The de-escalation debate in HER2-positive breast cancer is no longer theoretical. It is now supported by emerging prospective data and strengthened by real-world evidence.

Wu and colleagues show that six cycles of THP can provide meaningful efficacy with substantially less toxicity than TCbHP, while also making clear that four cycles are not enough. Their subgroup findings suggest carboplatin still matters in selected patients, particularly younger women, those with HR-negative disease, and those with clinically more significant tumors (Wu et al., 2024).
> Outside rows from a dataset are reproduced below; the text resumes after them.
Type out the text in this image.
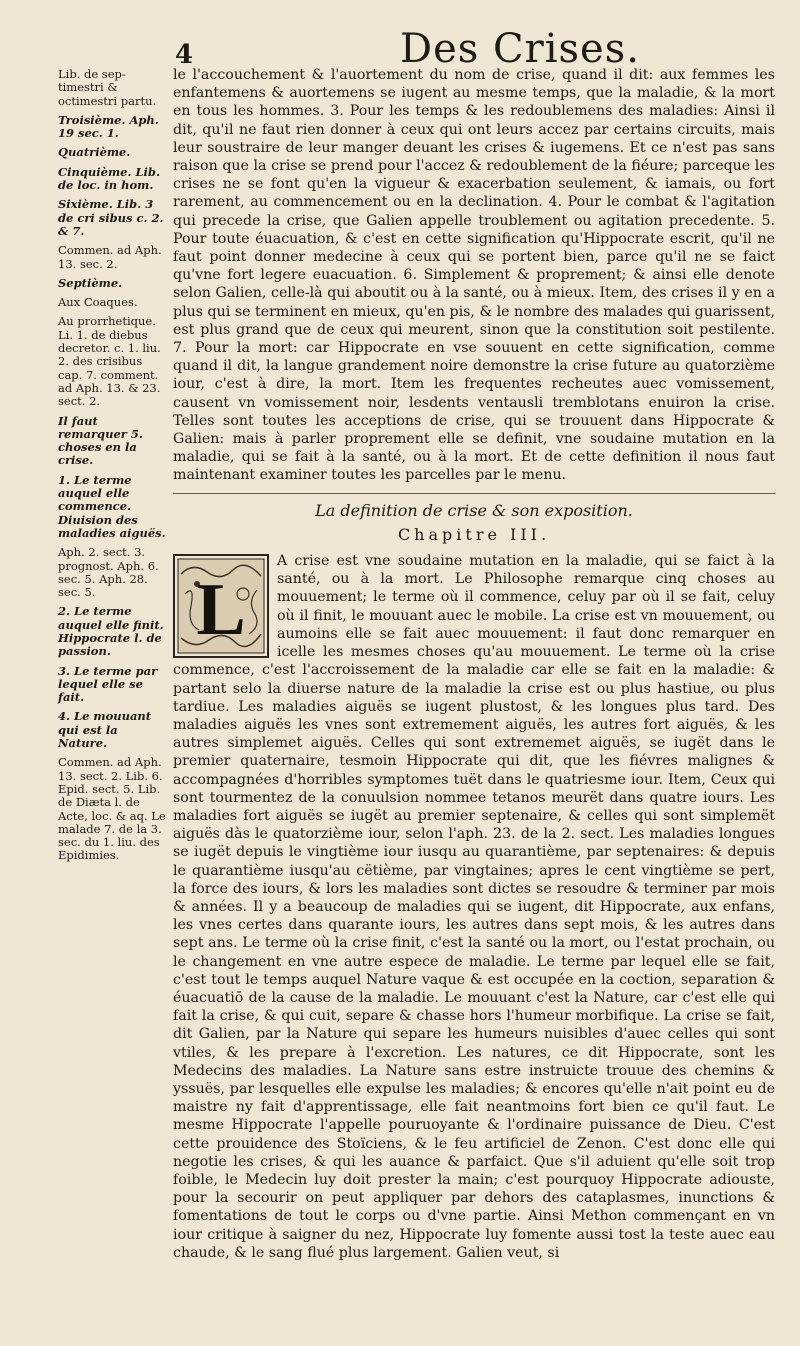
4	Des Crises.
Lib. de sep-timestri & octimestri partu.
Troisième. Aph. 19 sec. 1.
Quatrième.
Cinquième. Lib. de loc. in hom.
Sixième. Lib. 3 de cri sibus c. 2. & 7.
Commen. ad Aph. 13. sec. 2.
Septième.
Aux Coaques.
Au prorrhetique. Li. 1. de diebus decretor. c. 1. liu. 2. des crisibus cap. 7. comment. ad Aph. 13. & 23. sect. 2.
Il faut remarquer 5. choses en la crise.
1. Le terme auquel elle commence. Diuision des maladies aiguës.
Aph. 2. sect. 3. prognost. Aph. 6. sec. 5. Aph. 28. sec. 5.
2. Le terme auquel elle finit. Hippocrate l. de passion.
3. Le terme par lequel elle se fait.
4. Le mouuant qui est la Nature.
Commen. ad Aph. 13. sect. 2. Lib. 6. Epid. sect. 5. Lib. de Diæta l. de Acte, loc. & aq. Le malade 7. de la 3. sec. du 1. liu. des Epidimies.

le l'accouchement & l'auortement du nom de crise, quand il dit: aux femmes les enfantemens & auortemens se iugent au mesme temps, que la maladie, & la mort en tous les hommes. 3. Pour les temps & les redoublemens des maladies: Ainsi il dit, qu'il ne faut rien donner à ceux qui ont leurs accez par certains circuits, mais leur soustraire de leur manger deuant les crises & iugemens. Et ce n'est pas sans raison que la crise se prend pour l'accez & redoublement de la fiéure; parceque les crises ne se font qu'en la vigueur & exacerbation seulement, & iamais, ou fort rarement, au commencement ou en la declination. 4. Pour le combat & l'agitation qui precede la crise, que Galien appelle troublement ou agitation precedente. 5. Pour toute éuacuation, & c'est en cette signification qu'Hippocrate escrit, qu'il ne faut point donner medecine à ceux qui se portent bien, parce qu'il ne se faict qu'vne fort legere euacuation. 6. Simplement & proprement; & ainsi elle denote selon Galien, celle-là qui aboutit ou à la santé, ou à mieux. Item, des crises il y en a plus qui se terminent en mieux, qu'en pis, & le nombre des malades qui guarissent, est plus grand que de ceux qui meurent, sinon que la constitution soit pestilente. 7. Pour la mort: car Hippocrate en vse souuent en cette signification, comme quand il dit, la langue grandement noire demonstre la crise future au quatorzième iour, c'est à dire, la mort. Item les frequentes recheutes auec vomissement, causent vn vomissement noir, lesdents ventausli tremblotans enuiron la crise. Telles sont toutes les acceptions de crise, qui se trouuent dans Hippocrate & Galien: mais à parler proprement elle se definit, vne soudaine mutation en la maladie, qui se fait à la santé, ou à la mort. Et de cette definition il nous faut maintenant examiner toutes les parcelles par le menu.

La definition de crise & son exposition.
Chapitre III.
L

A crise est vne soudaine mutation en la maladie, qui se faict à la santé, ou à la mort. Le Philosophe remarque cinq choses au mouuement; le terme où il commence, celuy par où il se fait, celuy où il finit, le mouuant auec le mobile. La crise est vn mouuement, ou aumoins elle se fait auec mouuement: il faut donc remarquer en icelle les mesmes choses qu'au mouuement. Le terme où la crise commence, c'est l'accroissement de la maladie car elle se fait en la maladie: & partant selo la diuerse nature de la maladie la crise est ou plus hastiue, ou plus tardiue. Les maladies aiguës se iugent plustost, & les longues plus tard. Des maladies aiguës les vnes sont extremement aiguës, les autres fort aiguës, & les autres simplemet aiguës. Celles qui sont extrememet aiguës, se iugët dans le premier quaternaire, tesmoin Hippocrate qui dit, que les fiévres malignes & accompagnées d'horribles symptomes tuët dans le quatriesme iour. Item, Ceux qui sont tourmentez de la conuulsion nommee tetanos meurët dans quatre iours. Les maladies fort aiguës se iugët au premier septenaire, & celles qui sont simplemët aiguës dàs le quatorzième iour, selon l'aph. 23. de la 2. sect. Les maladies longues se iugët depuis le vingtième iour iusqu au quarantième, par septenaires: & depuis le quarantième iusqu'au cëtième, par vingtaines; apres le cent vingtième se pert, la force des iours, & lors les maladies sont dictes se resoudre & terminer par mois & années. Il y a beaucoup de maladies qui se iugent, dit Hippocrate, aux enfans, les vnes certes dans quarante iours, les autres dans sept mois, & les autres dans sept ans. Le terme où la crise finit, c'est la santé ou la mort, ou l'estat prochain, ou le changement en vne autre espece de maladie. Le terme par lequel elle se fait, c'est tout le temps auquel Nature vaque & est occupée en la coction, separation & éuacuatiō de la cause de la maladie. Le mouuant c'est la Nature, car c'est elle qui fait la crise, & qui cuit, separe & chasse hors l'humeur morbifique. La crise se fait, dit Galien, par la Nature qui separe les humeurs nuisibles d'auec celles qui sont vtiles, & les prepare à l'excretion. Les natures, ce dit Hippocrate, sont les Medecins des maladies. La Nature sans estre instruicte trouue des chemins & yssuës, par lesquelles elle expulse les maladies; & encores qu'elle n'ait point eu de maistre ny fait d'apprentissage, elle fait neantmoins fort bien ce qu'il faut. Le mesme Hippocrate l'appelle pouruoyante & l'ordinaire puissance de Dieu. C'est cette prouidence des Stoïciens, & le feu artificiel de Zenon. C'est donc elle qui negotie les crises, & qui les auance & parfaict. Que s'il aduient qu'elle soit trop foible, le Medecin luy doit prester la main; c'est pourquoy Hippocrate adiouste, pour la secourir on peut appliquer par dehors des cataplasmes, inunctions & fomentations de tout le corps ou d'vne partie. Ainsi Methon commençant en vn iour critique à saigner du nez, Hippocrate luy fomente aussi tost la teste auec eau chaude, & le sang flué plus largement. Galien veut, si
Placed in context with neoCARHP, the message becomes even sharper. As Paolo Tarantino observed, the absence of a major efficacy gain from carboplatin in the setting of dual HER2 blockade is striking. The field expected carboplatin to add more. Instead, its benefit may be narrower than assumed, while its toxicity remains very real.

That does not mean carboplatin should disappear. It means HER2-positive neoadjuvant therapy is entering a more individualized era. The next important step will be long-term recurrence and survival data. Until then, the best interpretation is probably this: THPx6 is a valid lower-toxicity option for selected patients, TCbHPx6 remains appropriate for higher-risk subgroups, and shorter THP should be avoided.